The minister of law, Shanmugam, has explained what the president is elected and empowered to do under the constitution. A statement by Shanmugam said that under the constitution, the president has custodial powers, not executive powers. “He can veto or block government actions in specified areas, but he has no role to advance his own policy agenda”.
Singapore has a parliamentary system of government, with the PM being the head of government and has the authority and responsibility to govern Singapore. National policies and running the government are the responsibility of the PM and cabinet.
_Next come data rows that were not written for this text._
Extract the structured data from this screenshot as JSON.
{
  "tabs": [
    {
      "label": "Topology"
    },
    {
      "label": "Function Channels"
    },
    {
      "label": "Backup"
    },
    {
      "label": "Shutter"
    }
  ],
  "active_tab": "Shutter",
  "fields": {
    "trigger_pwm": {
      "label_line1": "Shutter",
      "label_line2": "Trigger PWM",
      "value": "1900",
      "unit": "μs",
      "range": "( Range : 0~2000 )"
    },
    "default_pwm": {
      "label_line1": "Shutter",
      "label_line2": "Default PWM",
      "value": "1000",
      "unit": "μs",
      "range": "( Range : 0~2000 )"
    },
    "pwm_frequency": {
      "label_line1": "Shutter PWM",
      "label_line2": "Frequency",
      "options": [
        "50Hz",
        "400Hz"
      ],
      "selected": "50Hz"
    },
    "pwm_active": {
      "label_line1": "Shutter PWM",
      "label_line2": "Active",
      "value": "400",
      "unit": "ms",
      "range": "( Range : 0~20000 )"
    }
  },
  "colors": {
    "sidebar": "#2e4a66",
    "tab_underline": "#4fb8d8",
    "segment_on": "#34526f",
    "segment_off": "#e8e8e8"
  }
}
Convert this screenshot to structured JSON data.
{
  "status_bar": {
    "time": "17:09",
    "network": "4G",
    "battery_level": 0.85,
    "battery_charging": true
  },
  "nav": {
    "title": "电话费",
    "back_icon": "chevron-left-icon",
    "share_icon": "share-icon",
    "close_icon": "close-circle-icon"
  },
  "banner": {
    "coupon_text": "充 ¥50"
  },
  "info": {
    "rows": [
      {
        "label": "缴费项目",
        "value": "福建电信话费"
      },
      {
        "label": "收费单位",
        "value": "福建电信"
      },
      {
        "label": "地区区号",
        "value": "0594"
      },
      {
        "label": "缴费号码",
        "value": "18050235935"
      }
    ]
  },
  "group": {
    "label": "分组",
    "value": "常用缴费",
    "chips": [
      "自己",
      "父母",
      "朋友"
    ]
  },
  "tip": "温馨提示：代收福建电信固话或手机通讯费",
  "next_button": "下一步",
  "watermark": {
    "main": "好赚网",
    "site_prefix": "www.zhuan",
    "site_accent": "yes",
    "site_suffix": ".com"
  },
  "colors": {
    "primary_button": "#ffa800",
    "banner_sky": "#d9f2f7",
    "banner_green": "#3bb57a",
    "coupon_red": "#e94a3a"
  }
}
The statement also explained that the president’s veto powers over the government are limited to specific areas.
Later, he added that the duties of president were important but again stressed they were not executive.
Tony Tan was CEO of OCBC and DPM. He is now the executive director of GIC which, it seems, has done pretty well in the crisis, unlike Temasek.
GIC made money on its Citibank stake and while it has a book loss on its UBS investment it was an investment that at the time had UBS shareholders upset. They had wanted UBS to call a rights issue, rather than give GIC what they saw as a steal. Contrast this with Temasek. It lost billions on its Merrill Lynch deal, cutting its losses when hedgies were buying BoA (the acquirer of ML).
Does Singapore have so much talent in investing our reserves that it can afford for someone of his stature to be a security guard for S’pore? I mean George Yeo, Mah Bow Tan, Raymond Lim, Cry Baby Lim, Wong Kan Seng and Goh Chok Tong, we can certainly do without with in executive roles. But Tony Tan?
I think, he is still needed in an executive role to grow our reseves.
Maybe in 2017, he should be president. But certainly not now.
I’m sure, in the meantime, we can find someone else who wants be a $4-million a year jaga with a bed in the Istana, rather than a chapoy on the pavement. If you are too young to know what a jaga and chapoy are, ask yr parents or grandparents.